Pourtant, elle n’a pas une place centrale dans la plupart des cultures astronomiques, à l’exception remarquable de l’Egypte ancienne.
Son statut y a été largement documenté.
Désignée sous le nom de « spdt » ou « sepdt » (la pointue), l’étoile est traditionnellement associée au début de l’année égyptienne.
Son lever à l’horizon en même temps que le Soleil (ou lever héliaque), coïncidait approximativement avec la crue bénéfique du Nil.
Le faible nombre de documents réellement utilisables a nécessité de nombreuses « interpolations » pour établir que ce phénomène avait permis aux égyptiens, sans doute dès le XXe siècle avant le début de l’ère moderne, d’obtenir une valeur très précise de la durée de l’année, en réglant ainsi leur calendrier sur la sphère des étoiles plutôt que sur le Soleil ou la Lune.
La science moderne va révéler un autre aspect de Sirius.
En 1844, le mathématicien prussien Friedrich Bessel, en étudiant le mouvement de Sirius déduit la présence d’un autre corps perturbateur en orbite autour de l’étoile dont la masse doit être au moins égale à celle du Soleil ( !).
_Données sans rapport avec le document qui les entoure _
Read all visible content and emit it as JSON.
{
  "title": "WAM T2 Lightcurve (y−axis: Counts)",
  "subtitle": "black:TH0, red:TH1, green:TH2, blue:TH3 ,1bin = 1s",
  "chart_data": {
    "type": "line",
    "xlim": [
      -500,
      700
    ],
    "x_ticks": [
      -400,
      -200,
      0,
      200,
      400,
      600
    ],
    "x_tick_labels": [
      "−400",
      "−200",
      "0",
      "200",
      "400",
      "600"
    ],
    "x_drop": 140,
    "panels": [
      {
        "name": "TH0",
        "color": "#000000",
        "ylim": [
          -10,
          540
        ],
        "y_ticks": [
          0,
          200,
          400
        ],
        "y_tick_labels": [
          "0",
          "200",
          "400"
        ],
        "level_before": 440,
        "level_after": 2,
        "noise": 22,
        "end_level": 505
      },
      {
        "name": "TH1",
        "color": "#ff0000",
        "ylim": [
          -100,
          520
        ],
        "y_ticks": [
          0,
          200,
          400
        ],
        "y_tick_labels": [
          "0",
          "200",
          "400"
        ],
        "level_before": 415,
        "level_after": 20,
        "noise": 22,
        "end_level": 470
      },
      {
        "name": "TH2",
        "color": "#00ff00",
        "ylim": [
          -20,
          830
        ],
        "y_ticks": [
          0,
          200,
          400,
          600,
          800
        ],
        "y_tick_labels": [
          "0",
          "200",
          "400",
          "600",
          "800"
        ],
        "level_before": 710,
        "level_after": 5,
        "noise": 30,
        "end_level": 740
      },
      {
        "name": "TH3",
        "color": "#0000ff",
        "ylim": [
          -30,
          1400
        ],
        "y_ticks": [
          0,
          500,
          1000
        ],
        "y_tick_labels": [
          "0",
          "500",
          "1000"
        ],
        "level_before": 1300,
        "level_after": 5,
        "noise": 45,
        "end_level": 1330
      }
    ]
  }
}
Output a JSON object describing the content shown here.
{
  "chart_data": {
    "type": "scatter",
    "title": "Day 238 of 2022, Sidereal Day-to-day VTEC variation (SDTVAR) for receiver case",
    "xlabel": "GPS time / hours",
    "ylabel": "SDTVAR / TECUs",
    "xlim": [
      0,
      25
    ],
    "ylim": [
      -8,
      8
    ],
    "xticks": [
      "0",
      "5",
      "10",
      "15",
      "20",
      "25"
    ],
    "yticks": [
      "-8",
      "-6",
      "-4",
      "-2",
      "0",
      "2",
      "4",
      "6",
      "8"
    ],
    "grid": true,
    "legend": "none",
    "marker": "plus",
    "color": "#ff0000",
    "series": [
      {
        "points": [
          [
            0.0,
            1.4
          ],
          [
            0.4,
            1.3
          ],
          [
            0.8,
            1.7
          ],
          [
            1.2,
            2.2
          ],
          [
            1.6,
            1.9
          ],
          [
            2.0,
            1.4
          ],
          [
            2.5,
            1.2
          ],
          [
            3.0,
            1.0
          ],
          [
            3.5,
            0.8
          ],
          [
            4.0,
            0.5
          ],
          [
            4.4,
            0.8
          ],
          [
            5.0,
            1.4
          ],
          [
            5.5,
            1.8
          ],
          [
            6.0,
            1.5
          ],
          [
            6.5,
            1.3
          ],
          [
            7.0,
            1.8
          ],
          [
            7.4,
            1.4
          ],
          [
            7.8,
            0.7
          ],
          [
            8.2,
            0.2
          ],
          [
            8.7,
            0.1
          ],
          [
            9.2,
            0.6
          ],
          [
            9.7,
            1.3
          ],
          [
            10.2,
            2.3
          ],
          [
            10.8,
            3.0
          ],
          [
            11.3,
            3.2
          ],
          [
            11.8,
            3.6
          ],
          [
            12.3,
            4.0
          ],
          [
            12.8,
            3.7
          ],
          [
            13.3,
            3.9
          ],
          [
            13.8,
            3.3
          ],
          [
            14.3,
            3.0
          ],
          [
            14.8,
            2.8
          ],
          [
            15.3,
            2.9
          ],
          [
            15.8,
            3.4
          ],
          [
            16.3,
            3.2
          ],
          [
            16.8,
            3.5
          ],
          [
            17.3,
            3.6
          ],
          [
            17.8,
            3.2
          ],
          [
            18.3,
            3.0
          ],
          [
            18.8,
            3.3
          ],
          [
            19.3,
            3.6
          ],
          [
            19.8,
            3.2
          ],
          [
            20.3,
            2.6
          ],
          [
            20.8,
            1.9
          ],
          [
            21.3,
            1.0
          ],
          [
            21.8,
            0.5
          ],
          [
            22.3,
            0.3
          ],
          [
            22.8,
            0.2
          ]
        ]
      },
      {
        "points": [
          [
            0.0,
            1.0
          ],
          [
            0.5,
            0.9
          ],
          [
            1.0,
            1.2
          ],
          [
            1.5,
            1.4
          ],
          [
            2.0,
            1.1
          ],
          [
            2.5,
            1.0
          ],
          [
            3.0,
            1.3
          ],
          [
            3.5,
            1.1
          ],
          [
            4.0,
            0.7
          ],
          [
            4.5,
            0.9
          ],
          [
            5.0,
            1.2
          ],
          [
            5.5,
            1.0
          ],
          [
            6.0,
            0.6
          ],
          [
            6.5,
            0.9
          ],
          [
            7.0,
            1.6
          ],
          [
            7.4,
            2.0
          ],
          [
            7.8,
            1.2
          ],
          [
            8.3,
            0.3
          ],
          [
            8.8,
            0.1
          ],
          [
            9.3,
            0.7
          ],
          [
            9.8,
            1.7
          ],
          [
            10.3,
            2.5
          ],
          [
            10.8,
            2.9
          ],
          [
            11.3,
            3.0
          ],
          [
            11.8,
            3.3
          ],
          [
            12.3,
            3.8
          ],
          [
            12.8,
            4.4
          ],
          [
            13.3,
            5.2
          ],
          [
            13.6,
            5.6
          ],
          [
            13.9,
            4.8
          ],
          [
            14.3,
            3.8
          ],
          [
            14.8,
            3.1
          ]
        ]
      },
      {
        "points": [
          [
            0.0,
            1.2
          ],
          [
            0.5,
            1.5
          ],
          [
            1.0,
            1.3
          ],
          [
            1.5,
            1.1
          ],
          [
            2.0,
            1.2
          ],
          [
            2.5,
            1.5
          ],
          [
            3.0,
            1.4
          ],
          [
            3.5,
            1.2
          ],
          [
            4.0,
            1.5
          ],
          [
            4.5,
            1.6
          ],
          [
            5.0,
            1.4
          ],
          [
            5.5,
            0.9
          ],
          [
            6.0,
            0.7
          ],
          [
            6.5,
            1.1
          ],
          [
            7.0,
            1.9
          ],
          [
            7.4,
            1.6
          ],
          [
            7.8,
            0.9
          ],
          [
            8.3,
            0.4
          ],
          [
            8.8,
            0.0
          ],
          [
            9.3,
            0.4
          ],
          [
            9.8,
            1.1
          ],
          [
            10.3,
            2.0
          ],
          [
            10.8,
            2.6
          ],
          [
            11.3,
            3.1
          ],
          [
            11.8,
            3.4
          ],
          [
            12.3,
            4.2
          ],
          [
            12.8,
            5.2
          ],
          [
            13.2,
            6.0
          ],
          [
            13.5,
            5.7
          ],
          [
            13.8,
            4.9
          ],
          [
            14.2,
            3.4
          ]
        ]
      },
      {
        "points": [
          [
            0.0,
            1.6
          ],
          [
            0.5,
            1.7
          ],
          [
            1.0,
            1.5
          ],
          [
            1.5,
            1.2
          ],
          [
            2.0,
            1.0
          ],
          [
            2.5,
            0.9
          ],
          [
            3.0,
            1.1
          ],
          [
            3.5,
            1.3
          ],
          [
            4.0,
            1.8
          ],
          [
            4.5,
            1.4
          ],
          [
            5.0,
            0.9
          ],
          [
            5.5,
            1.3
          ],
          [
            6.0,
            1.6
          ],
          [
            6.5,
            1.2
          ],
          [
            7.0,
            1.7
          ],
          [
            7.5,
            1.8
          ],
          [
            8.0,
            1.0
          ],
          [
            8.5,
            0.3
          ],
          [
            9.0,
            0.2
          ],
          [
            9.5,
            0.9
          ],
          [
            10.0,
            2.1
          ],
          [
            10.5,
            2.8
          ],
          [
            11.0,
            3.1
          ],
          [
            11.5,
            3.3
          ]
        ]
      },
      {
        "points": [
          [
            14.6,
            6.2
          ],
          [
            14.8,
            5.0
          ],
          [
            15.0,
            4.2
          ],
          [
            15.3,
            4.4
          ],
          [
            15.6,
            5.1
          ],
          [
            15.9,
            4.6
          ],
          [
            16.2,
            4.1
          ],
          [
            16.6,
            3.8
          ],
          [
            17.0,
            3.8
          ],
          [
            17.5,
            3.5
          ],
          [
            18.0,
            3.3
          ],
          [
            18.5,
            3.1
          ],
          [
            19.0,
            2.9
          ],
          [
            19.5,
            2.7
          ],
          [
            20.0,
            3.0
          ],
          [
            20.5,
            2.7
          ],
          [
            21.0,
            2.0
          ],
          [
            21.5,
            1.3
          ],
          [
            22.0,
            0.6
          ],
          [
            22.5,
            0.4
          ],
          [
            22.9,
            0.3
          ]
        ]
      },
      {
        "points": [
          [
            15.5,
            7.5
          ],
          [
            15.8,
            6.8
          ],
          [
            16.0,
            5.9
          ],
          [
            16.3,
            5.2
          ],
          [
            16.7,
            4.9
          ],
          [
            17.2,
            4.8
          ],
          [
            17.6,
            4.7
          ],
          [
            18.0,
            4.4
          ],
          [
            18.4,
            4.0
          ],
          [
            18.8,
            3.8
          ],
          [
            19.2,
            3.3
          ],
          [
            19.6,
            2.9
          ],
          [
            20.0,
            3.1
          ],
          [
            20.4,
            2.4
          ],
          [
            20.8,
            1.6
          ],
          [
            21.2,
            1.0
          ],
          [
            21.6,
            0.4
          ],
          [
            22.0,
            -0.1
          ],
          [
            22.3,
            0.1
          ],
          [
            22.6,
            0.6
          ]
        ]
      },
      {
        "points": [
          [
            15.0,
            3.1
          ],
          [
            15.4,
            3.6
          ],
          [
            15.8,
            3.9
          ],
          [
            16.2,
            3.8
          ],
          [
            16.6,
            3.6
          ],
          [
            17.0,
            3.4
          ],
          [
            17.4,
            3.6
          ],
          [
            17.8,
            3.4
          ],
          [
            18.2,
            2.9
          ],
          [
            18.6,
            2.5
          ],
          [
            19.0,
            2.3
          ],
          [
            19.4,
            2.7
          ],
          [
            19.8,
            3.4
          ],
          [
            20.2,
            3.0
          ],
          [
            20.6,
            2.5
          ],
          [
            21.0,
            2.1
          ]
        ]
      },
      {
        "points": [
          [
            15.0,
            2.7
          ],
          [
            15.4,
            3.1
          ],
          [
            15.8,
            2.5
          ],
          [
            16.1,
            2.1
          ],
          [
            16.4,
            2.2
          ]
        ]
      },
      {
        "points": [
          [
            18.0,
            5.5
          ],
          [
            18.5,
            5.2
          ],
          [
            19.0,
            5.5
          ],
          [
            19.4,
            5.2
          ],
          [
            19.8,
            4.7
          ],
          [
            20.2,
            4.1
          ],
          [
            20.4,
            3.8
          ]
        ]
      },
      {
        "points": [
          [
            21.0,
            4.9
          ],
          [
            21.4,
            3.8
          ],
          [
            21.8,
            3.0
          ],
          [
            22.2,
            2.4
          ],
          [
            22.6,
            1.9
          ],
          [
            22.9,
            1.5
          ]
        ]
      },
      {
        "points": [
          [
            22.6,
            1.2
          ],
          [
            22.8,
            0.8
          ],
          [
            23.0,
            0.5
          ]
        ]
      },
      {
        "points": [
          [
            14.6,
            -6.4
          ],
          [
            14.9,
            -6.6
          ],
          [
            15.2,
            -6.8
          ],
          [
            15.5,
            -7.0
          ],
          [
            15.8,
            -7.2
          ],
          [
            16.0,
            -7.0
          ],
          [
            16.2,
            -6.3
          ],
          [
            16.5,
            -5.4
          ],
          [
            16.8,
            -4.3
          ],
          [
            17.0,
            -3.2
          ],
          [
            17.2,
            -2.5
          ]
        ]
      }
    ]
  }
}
Cette « étoile-compagnon » était pourtant invisible à l’époque, c’était un « soleil noir ».
Les premiers progrès des instruments astronomiques allaient lui donner raison.
En 1862, l’opticien américain Alvan Clark, à l’aide d’une lunette de 47 cm de diamètre, la plus grande pour l’époque, fut le premier à apercevoir le « compagnon » de Sirius, une petite étoile dix mille fois plus faible que Sirius et située à très faible distance d’elle.
Des mesures précises réalisées en 1914 par Walter Adams allaient prouver que la température de ce « compagnon », nommé Sirius-B, était très élevée, environ 8500 degrés, bien supérieure à celle du Soleil et que sa taille était très petite, comparable à celle d’une planète comme Neptune.
Ces étoiles baptisées « naines blanches » sont les restes d’étoiles dont le cœur s’est effondré pour former un petit astre d’abord très dense et chaud qui se refroidit ensuite lentement.
Le compagnon de Sirius est la première et la plus proche des quelques milliers de « naines blanches » découvertes à ce jour.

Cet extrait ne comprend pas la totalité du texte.